Kirimkan juga Karyamu ke Email : blokbojonegoro@gmail.com
Cerpen tayang setiap hari Minggu.

Sunday, December 22, 2013

+1 IBU Hari Ini Selama 1 Jam, Aku Ingin Mengajak Ibu Jalan-Jalan ke Kota


KEINGINANKU Sangat sederhana, aku ingin mengajak ibu jalan-jalan ke kota.

Tepat satu tahun yang lalu, tepatnya hari Jumat (21-12-2012), pada hari yang diprediksi bakal terjadi kiamat ini, aku seperti mengalami kiamat kecil dalam hidupku. 

Pagi itu masih bisa ku rasakan hangatnya mentari dan sejuknya udara pagi, namun seperti ada yang kurang pada pagi itu. Biasanya sejak subuh ibu sudah sibuk di dapur, beres-beres rumah, membersihkan pekarangan, atau menyiram tanaman, namun hingga matahari mulai meninggi tak juga ku lihat sosok yang biasa menyiapkan segelas susu hangat tanpa gula untukku setiap pagi.

Ketika selesai mandi, seperti ada bisikan yang memaksaku berlari menuju kamar ibu. Sesampainya di kamar beliau, ku dapati tempat tidur ibu berantakan.
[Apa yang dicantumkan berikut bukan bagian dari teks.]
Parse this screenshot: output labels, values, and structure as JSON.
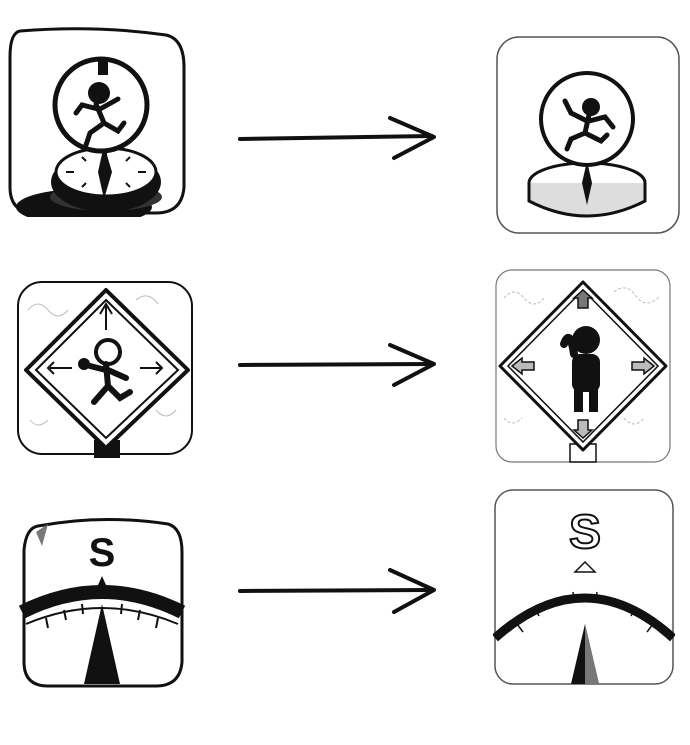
{
  "rows": [
    {
      "before": {
        "icon": "runner-compass-icon",
        "style": "rough-sketch"
      },
      "arrow": {
        "icon": "right-arrow-icon"
      },
      "after": {
        "icon": "runner-compass-icon",
        "style": "refined-sketch"
      }
    },
    {
      "before": {
        "icon": "runner-direction-sign-icon",
        "style": "rough-sketch"
      },
      "arrow": {
        "icon": "right-arrow-icon"
      },
      "after": {
        "icon": "runner-direction-sign-icon",
        "style": "refined-sketch"
      }
    },
    {
      "before": {
        "icon": "south-compass-dial-icon",
        "style": "rough-sketch",
        "letter": "S"
      },
      "arrow": {
        "icon": "right-arrow-icon"
      },
      "after": {
        "icon": "south-compass-dial-icon",
        "style": "refined-sketch",
        "letter": "S"
      }
    }
  ],
  "colors": {
    "ink": "#111111",
    "paper": "#ffffff",
    "shade": "#cfcfcf"
  }
}
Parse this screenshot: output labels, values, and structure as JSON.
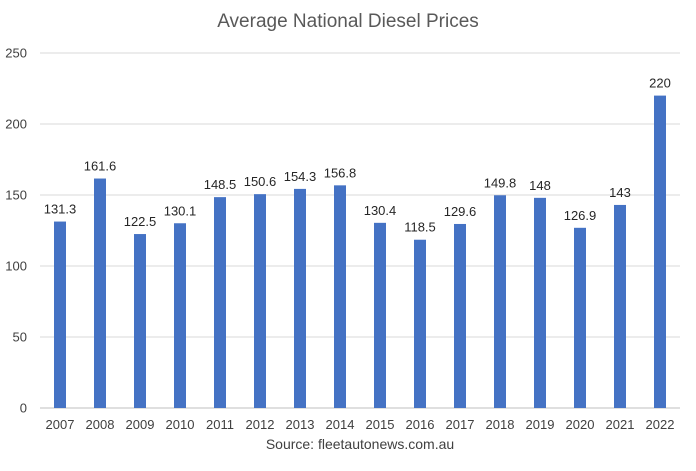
{
  "chart_data": {
    "type": "bar",
    "title": "Average National Diesel Prices",
    "xlabel": "",
    "ylabel": "",
    "categories": [
      "2007",
      "2008",
      "2009",
      "2010",
      "2011",
      "2012",
      "2013",
      "2014",
      "2015",
      "2016",
      "2017",
      "2018",
      "2019",
      "2020",
      "2021",
      "2022"
    ],
    "values": [
      131.3,
      161.6,
      122.5,
      130.1,
      148.5,
      150.6,
      154.3,
      156.8,
      130.4,
      118.5,
      129.6,
      149.8,
      148,
      126.9,
      143,
      220
    ],
    "ylim": [
      0,
      250
    ],
    "yticks": [
      0,
      50,
      100,
      150,
      200,
      250
    ],
    "grid": true,
    "legend": "none",
    "bar_color": "#4472c4",
    "source": "Source: fleetautonews.com.au"
  }
}
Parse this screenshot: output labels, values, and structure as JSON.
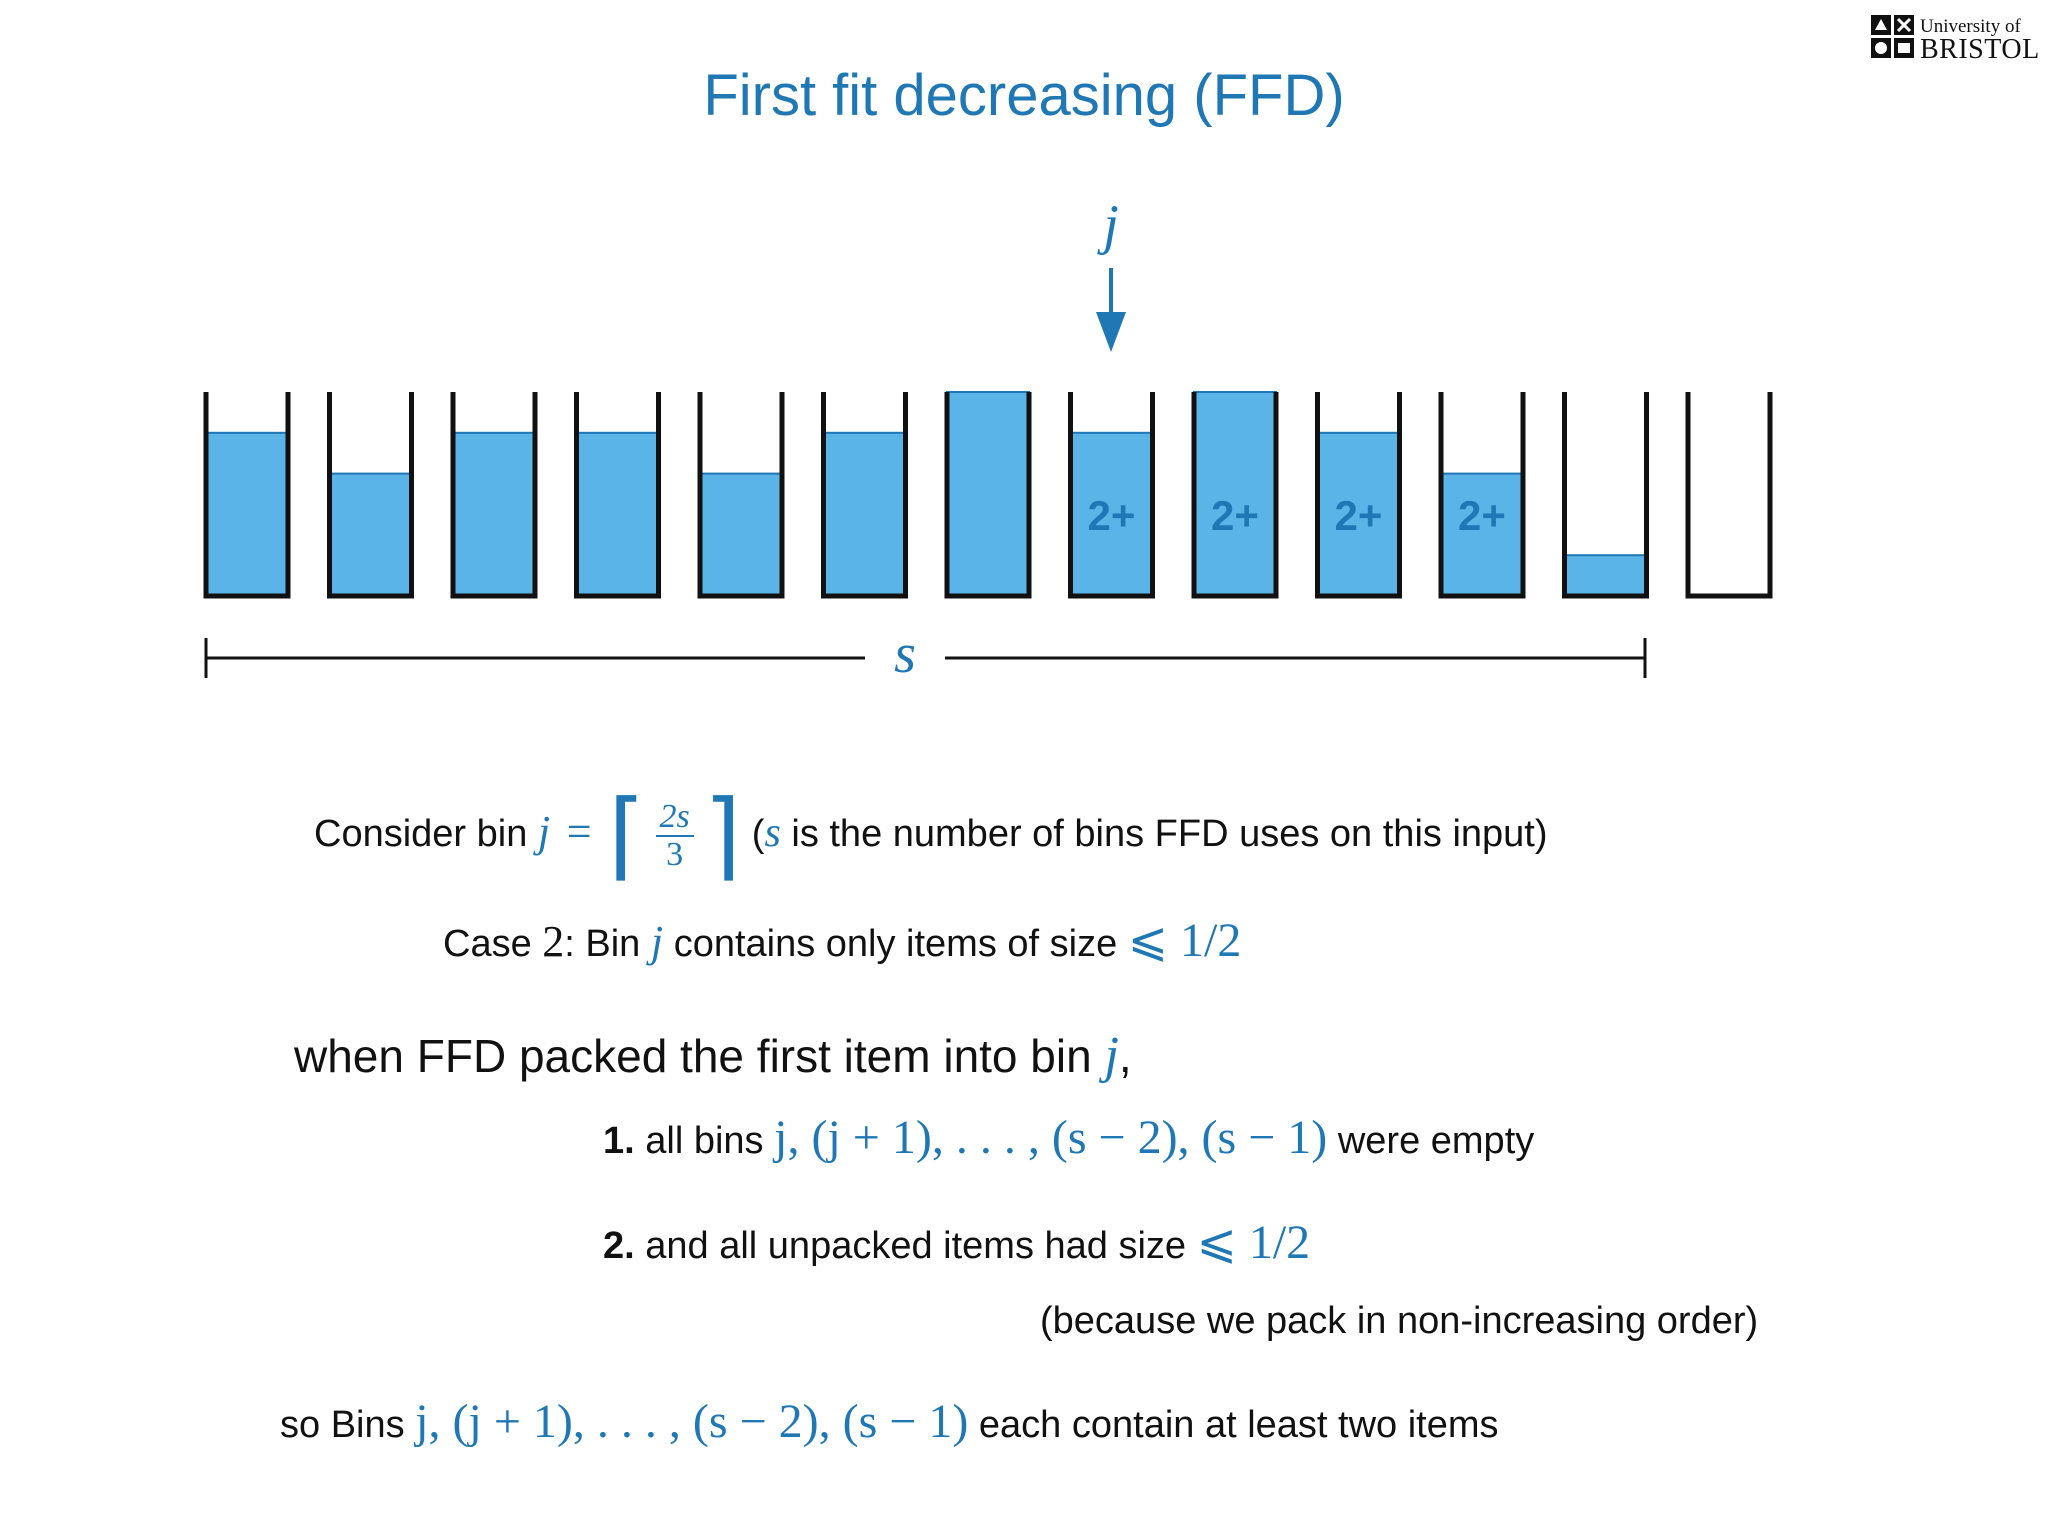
{
  "title": "First fit decreasing (FFD)",
  "logo": {
    "line1": "University of",
    "line2": "BRISTOL"
  },
  "diagram": {
    "pointer_label": "j",
    "span_label": "s",
    "bins": [
      {
        "fill": 0.8,
        "label": ""
      },
      {
        "fill": 0.6,
        "label": ""
      },
      {
        "fill": 0.8,
        "label": ""
      },
      {
        "fill": 0.8,
        "label": ""
      },
      {
        "fill": 0.6,
        "label": ""
      },
      {
        "fill": 0.8,
        "label": ""
      },
      {
        "fill": 1.0,
        "label": ""
      },
      {
        "fill": 0.8,
        "label": "2+"
      },
      {
        "fill": 1.0,
        "label": "2+"
      },
      {
        "fill": 0.8,
        "label": "2+"
      },
      {
        "fill": 0.6,
        "label": "2+"
      },
      {
        "fill": 0.2,
        "label": ""
      },
      {
        "fill": 0.0,
        "label": ""
      }
    ],
    "colors": {
      "fill": "#5ab4e8",
      "accent": "#1f77b4",
      "outline": "#111111"
    }
  },
  "consider": {
    "prefix": "Consider bin",
    "var": "j",
    "eq": "=",
    "num": "2s",
    "den": "3",
    "paren_open": "(",
    "s": "s",
    "suffix": "is the number of bins FFD uses on this input)"
  },
  "case": {
    "prefix": "Case",
    "num": "2",
    "mid": ": Bin",
    "var": "j",
    "suffix": "contains only items of size",
    "math": "⩽ 1/2"
  },
  "when": {
    "prefix": "when FFD packed the first item into bin",
    "var": "j",
    "suffix": ","
  },
  "item1": {
    "num": "1.",
    "prefix": "all bins",
    "math": "j, (j + 1), . . . , (s − 2), (s − 1)",
    "suffix": "were empty"
  },
  "item2": {
    "num": "2.",
    "prefix": "and all unpacked items had size",
    "math": "⩽ 1/2"
  },
  "because": "(because we pack in non-increasing order)",
  "so": {
    "prefix": "so Bins",
    "math": "j, (j + 1), . . . , (s − 2), (s − 1)",
    "suffix": "each contain at least two items"
  }
}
Dan yang membuatku seperti tersambar petir pagi hari, ketika ku dapati ibu tergelatak kaku dan pandangan mata yang kosong di lantai sudut kamar, dengan posisi kepala 180 derajat dari bantal di atas kasur. Segera aku bopong dan ku bawa ke ruang tengah untuk menyadarkannya dan memberikan minum. Setelah itu tetangga mulai berdatangan dan ibu segera dilarikan ke rumah sakit.

Bagiku,  ibuku adalah wanita paling perkasa yang pernah aku temui. Semua pekerjaan di rumah ia jalankan. Mulai dari bekerja di sawah, mencangkul ladang, membersihkan rumah dan pekarangan, bahkan pernah menyulap hutan bambu menjadi sawah yang subur untuk ditanamai. Selain itu, ibu juga punya agenda bulanan, yakni ia biasa mengayuh sepeda mini warna merah miliknya ke kota, mengambil pensiunan almarhamum bapak di kantor pos, setelah itu ia pasti bersepeda keliling kota dan berbelanja di pasar kota, dan itu selalu dijalaninya dengan gembira.

Sejak aku duduk di bangku SMK hingga aku menyandang gelar sarjana, aku selalu menyempatkan waktu untuk menjemput ibu di pasar dan membawakan barang belanjaannya. Kadang aku merasa sangat berdosa ketika ku ingat-ingat lagi saat telat menjemput ibu di pasar dan bertemu di jalan. Ketika ku angkat 2 buah kardus yang dibonceng di belakangnya, beratnya mencapai 25 kg, berisi gula, minyak dan susu kaleng, beserta barang belanjaan yang lain. Bagaimana bisa aku membiarkan ibu yang lebih tua dari usia negara ini mengayuh sepeda dengan barang bawaan seberat itu, sampai-sampai roda sepeda tampak bergoyang ketika berputar.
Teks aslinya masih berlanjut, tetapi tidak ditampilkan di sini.